Tracy Siska, executive director of CJP, said this should not have led to a lawsuit.

“This should've been a very easy transaction,” Siska told the Cook County Record. “I've never heard of any other jurisdiction releasing the data to you but not telling you what it means. I've never heard of that happening – never. It defies logic why you would release the data but not tell people what it means. Usually people just withhold the data."

Siska said that OEMC provided his organization with a letter, which was dated after the request, that stated the city was forced to withhold the information due to contractual restraints. But Siska said that the city had no contract with Northrop Grumman that stated it must withhold the requested information.

"It was clearly their decision whether or not to release the data dictionary – period,” he said. “There was nothing from Northrop Grumman that they had in their possession in any of their contracts ... that said that they couldn't release (the information). And I know because I requested that very material …”

The complaint cites the Freedom of Information Act, and Siska said the city is withholding the information for reasons that are not contractual.

"I think it's possible that (OEMC is) more afraid of Northrop Grumman ... than they are us ...,” Siska said. “Also, I think it's possible that it's just a natural reaction anytime they're forced to deal with transparency. Their natural reaction is to hide and to cover up, and that's throughout the entire the city.
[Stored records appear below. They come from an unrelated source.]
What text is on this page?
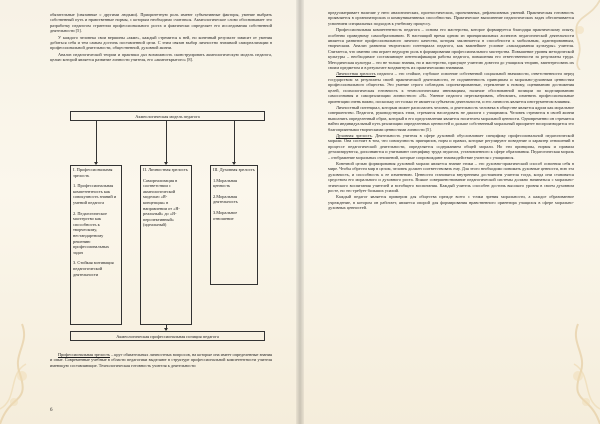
обязательные (связанные с другими людьми). Приоритетную роль имеют субъективные факторы, умение выбрать собственный путь и нравственные нормы, с которым необходимо считаться. Акмеологическое слово обосновывает это разработку педагогом стратегии профессионального роста и фактически определяет его исследования собственной деятельности [5].

У каждого человека свои вершины «акме», каждый стремится к ней, но конечный результат зависит от умения добиться себя и тем самым достичь поставленной цели. С этим связан выбор личностно значимой самореализации в профессиональной деятельности, общественной, духовной жизни.

Анализ педагогической теории и практики дал возможность сконструировать акмеологическую модель педагога, целью которой является развитие личности учителя, его «акмеоткрытого» [8].

Акмеологическая модель педагога

I. Профессиональная зрелость

1. Профессиональная компетентность как совокупность знаний и умений педагога

2. Педагогическое мастерство как способность к творческому, нестандартному решению профессиональных задач

3. Стойкая мотивация педагогической деятельности

II. Личностная зрелость

Самореализация в соответствии с акмеологической моделью «Я-концепция» в направлении от «Я-реальный» до «Я-перспективный» (идеальный)

III. Духовная зрелость

1.Моральная ценность

2.Моральная деятельность

3.Моральное отношение

Акмеологическая профессиональная позиция педагога

Профессиональная зрелость – круг обязательных личностных вопросов, на которые она имеет определенные знания и опыт. Современные учебные в области педагогики выделяют в структуре профессиональной компетентности учителя имеющую составляющие. Технологическая готовность учителя к деятельности

6

предусматривает наличие у него аналитических, прогностических, проективных, рефлексивных умений. Практическая готовность проявляется в организаторских и коммуникативных способностях. Практическое выполнение педагогических задач обеспечивается усвоением специальных подходов к учебному процессу.

Профессиональная компетентность педагога – основа его мастерства, которое формируется благодаря практическому опыту, особенно праведному самообразованию. В настоящий время одним из принципиальных аспектов педагогической деятельности является развитие профессионального личного качества, которая заключается в способности к мобильным, адаптированным, творческим. Анализ развития творческого потенциала педагога, как важнейшее условие «закладывания культуры» учителя. Считается, что именно она играет ведущую роль в формировании профессионального мастерства. Повышение уровня методической культуры – необходимое составляющее интенсификации работы педагога, повышения его ответственности за результаты труда. Методическая культура – это не только знания, но и мастерство, присущее учителю довести до учащихся теорию, заинтересовать их своим предметом и в результате воздвигнуть их практическими знаниями.

Личностная зрелость педагога – это стойкое, глубокое освоение собственной социальной значимости, ответственности перед государством за результаты своей практической деятельности, ее подчиненность принципам и морально-духовным ценностям профессионального общества. Это умение строго соблюдать спроектированные, стремление к новому, оцениванию достижения целей, психологическая готовность к технологическим инновациям, наличие обоснованной позиции по моделированию самосознания и самореализации личностного «Я». Умение педагога пересматривать, обновлять, изменить профессиональные ориентации очень важно, поскольку он только ее является субъектом деятельности, и его личность является инструментом влияния.

Личностный потенциал, которым может располагать человек, и деятельность человека в обществе является ядром как моральное совершенство. Педагоги, руководствуясь этим, стремятся наследовать не диалоги с учащимися. Человек стремится в своей жизни выполнять определенный образ, который в его представлении является носителем моральной ценности. Одновременно он стремится найти индивидуальный путь реализации определенных ценностей и дальше собственный моральный приоритет воспроизводится это благоприятными творческими ценностями личности [5].

Духовная зрелость. Деятельность учителя в сфере духовной обусловливает специфику профессиональной педагогической морали. Она состоит в том, что совокупность принципов, норм и правил, которые регулируют поведение и характер отношений в процессе педагогической деятельности, определяется содержанием общей морали. Но эти принципы, нормы и правила детализируются, дополняются и учитывают специфику труда педагога, установленного к сфере образования. Педагогическая мораль – отображение моральных отношений, которые сопровождают взаимодействие учителя с учащимися.

Конечной целью формирования духовной морали является знание этики – это духовно-практический способ освоения себя в мире. Чтобы обрести мир в целом, человек должен соответствовать ему. Для этого необходимо понимать духовные ценности, всю эта духовность, и способность к ее изменению. Ценности становятся внутренним достоянием учителя тогда, когда они становятся средством его морального и духовного роста. Всякое совершенствование педагогической системы должно начинаться с морально-этического воспитания учителей и всеобщего воспитания. Каждый учитель способен достичь высокого уровня в своем духовном росте, но это требует больших усилий.

Каждый педагог является примером для общества прежде всего с точки зрения моральности, а каждое образованное учреждение, в котором он работает, является опорой для формирования нравственного ориентира учащихся в сфере морально-духовных ценностей.
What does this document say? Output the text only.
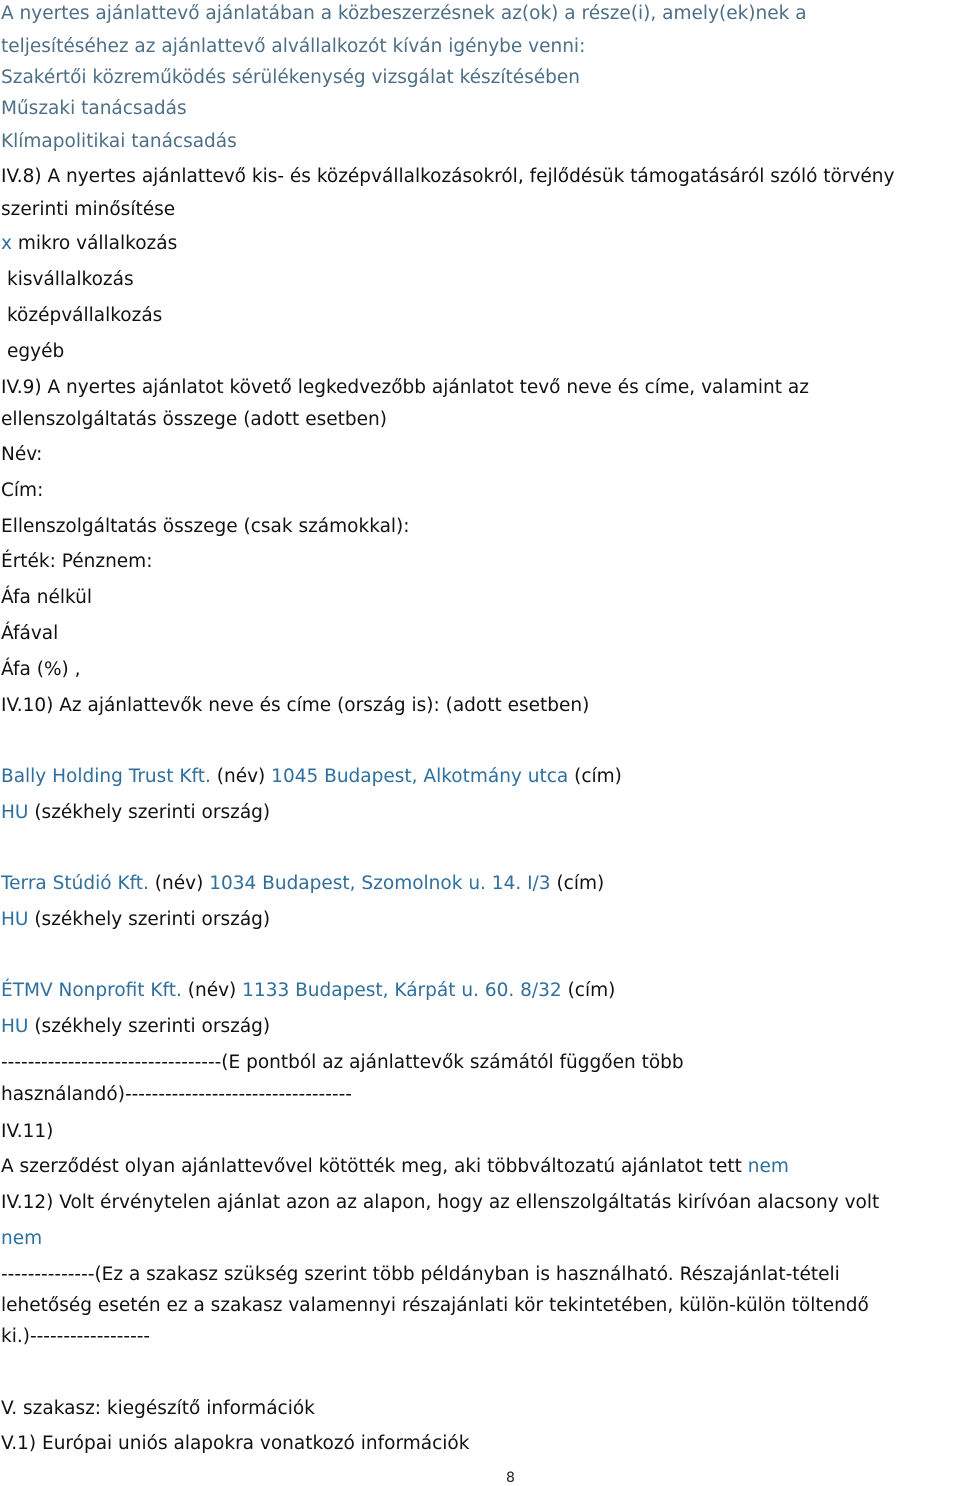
A nyertes ajánlattevő ajánlatában a közbeszerzésnek az(ok) a része(i), amely(ek)nek a
teljesítéséhez az ajánlattevő alvállalkozót kíván igénybe venni:
Szakértői közreműködés sérülékenység vizsgálat készítésében
Műszaki tanácsadás
Klímapolitikai tanácsadás
IV.8) A nyertes ajánlattevő kis- és középvállalkozásokról, fejlődésük támogatásáról szóló törvény
szerinti minősítése
x mikro vállalkozás
kisvállalkozás
középvállalkozás
egyéb
IV.9) A nyertes ajánlatot követő legkedvezőbb ajánlatot tevő neve és címe, valamint az
ellenszolgáltatás összege (adott esetben)
Név:
Cím:
Ellenszolgáltatás összege (csak számokkal):
Érték: Pénznem:
Áfa nélkül
Áfával
Áfa (%) ,
IV.10) Az ajánlattevők neve és címe (ország is): (adott esetben)
Bally Holding Trust Kft. (név) 1045 Budapest, Alkotmány utca (cím)
HU (székhely szerinti ország)
Terra Stúdió Kft. (név) 1034 Budapest, Szomolnok u. 14. I/3 (cím)
HU (székhely szerinti ország)
ÉTMV Nonprofit Kft. (név) 1133 Budapest, Kárpát u. 60. 8/32 (cím)
HU (székhely szerinti ország)
---------------------------------(E pontból az ajánlattevők számától függően több
használandó)----------------------------------
IV.11)
A szerződést olyan ajánlattevővel kötötték meg, aki többváltozatú ajánlatot tett nem
IV.12) Volt érvénytelen ajánlat azon az alapon, hogy az ellenszolgáltatás kirívóan alacsony volt
nem
--------------(Ez a szakasz szükség szerint több példányban is használható. Részajánlat-tételi
lehetőség esetén ez a szakasz valamennyi részajánlati kör tekintetében, külön-külön töltendő
ki.)------------------
V. szakasz: kiegészítő információk
V.1) Európai uniós alapokra vonatkozó információk
8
"It's across every department throughout Chicago – period. Every city department has the same mentality, which is [to] cover up, lie, do whatever they have to to obfuscate what they're doing, whether it's good or bad. They want no transparency whatsoever."
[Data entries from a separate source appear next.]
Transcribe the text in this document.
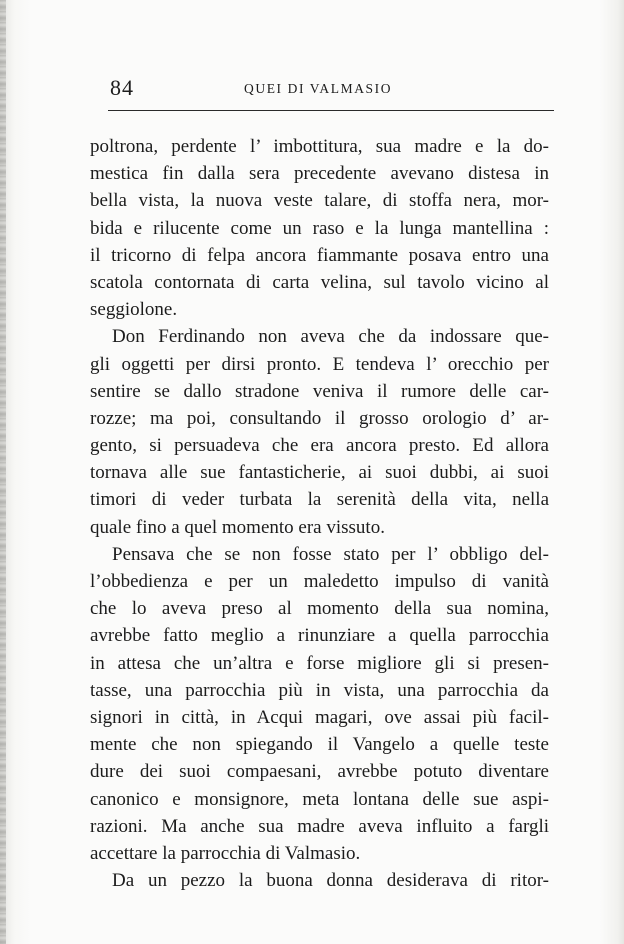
84	QUEI DI VALMASIO
poltrona, perdente l’ imbottitura, sua madre e la do-
mestica fin dalla sera precedente avevano distesa in
bella vista, la nuova veste talare, di stoffa nera, mor-
bida e rilucente come un raso e la lunga mantellina :
il tricorno di felpa ancora fiammante posava entro una
scatola contornata di carta velina, sul tavolo vicino al
seggiolone.
Don Ferdinando non aveva che da indossare que-
gli oggetti per dirsi pronto. E tendeva l’ orecchio per
sentire se dallo stradone veniva il rumore delle car-
rozze; ma poi, consultando il grosso orologio d’ ar-
gento, si persuadeva che era ancora presto. Ed allora
tornava alle sue fantasticherie, ai suoi dubbi, ai suoi
timori di veder turbata la serenità della vita, nella
quale fino a quel momento era vissuto.
Pensava che se non fosse stato per l’ obbligo del-
l’obbedienza e per un maledetto impulso di vanità
che lo aveva preso al momento della sua nomina,
avrebbe fatto meglio a rinunziare a quella parrocchia
in attesa che un’altra e forse migliore gli si presen-
tasse, una parrocchia più in vista, una parrocchia da
signori in città, in Acqui magari, ove assai più facil-
mente che non spiegando il Vangelo a quelle teste
dure dei suoi compaesani, avrebbe potuto diventare
canonico e monsignore, meta lontana delle sue aspi-
razioni. Ma anche sua madre aveva influito a fargli
accettare la parrocchia di Valmasio.
Da un pezzo la buona donna desiderava di ritor-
He said this information, through social science studies, could help decide how many police officers Chicago needs and in what areas they should be allocated.

“That's a question social science can answer,” Siska told the Cook County Record. “You don't need politics to answer that; science can do it for you. And it's done regularly around the state of Illinois and the rest of the country.”

“With all the problems we have in Chicago around hiring more officers or not, and crime and how many officers do we need – science can answer that. OEMC's preventing it."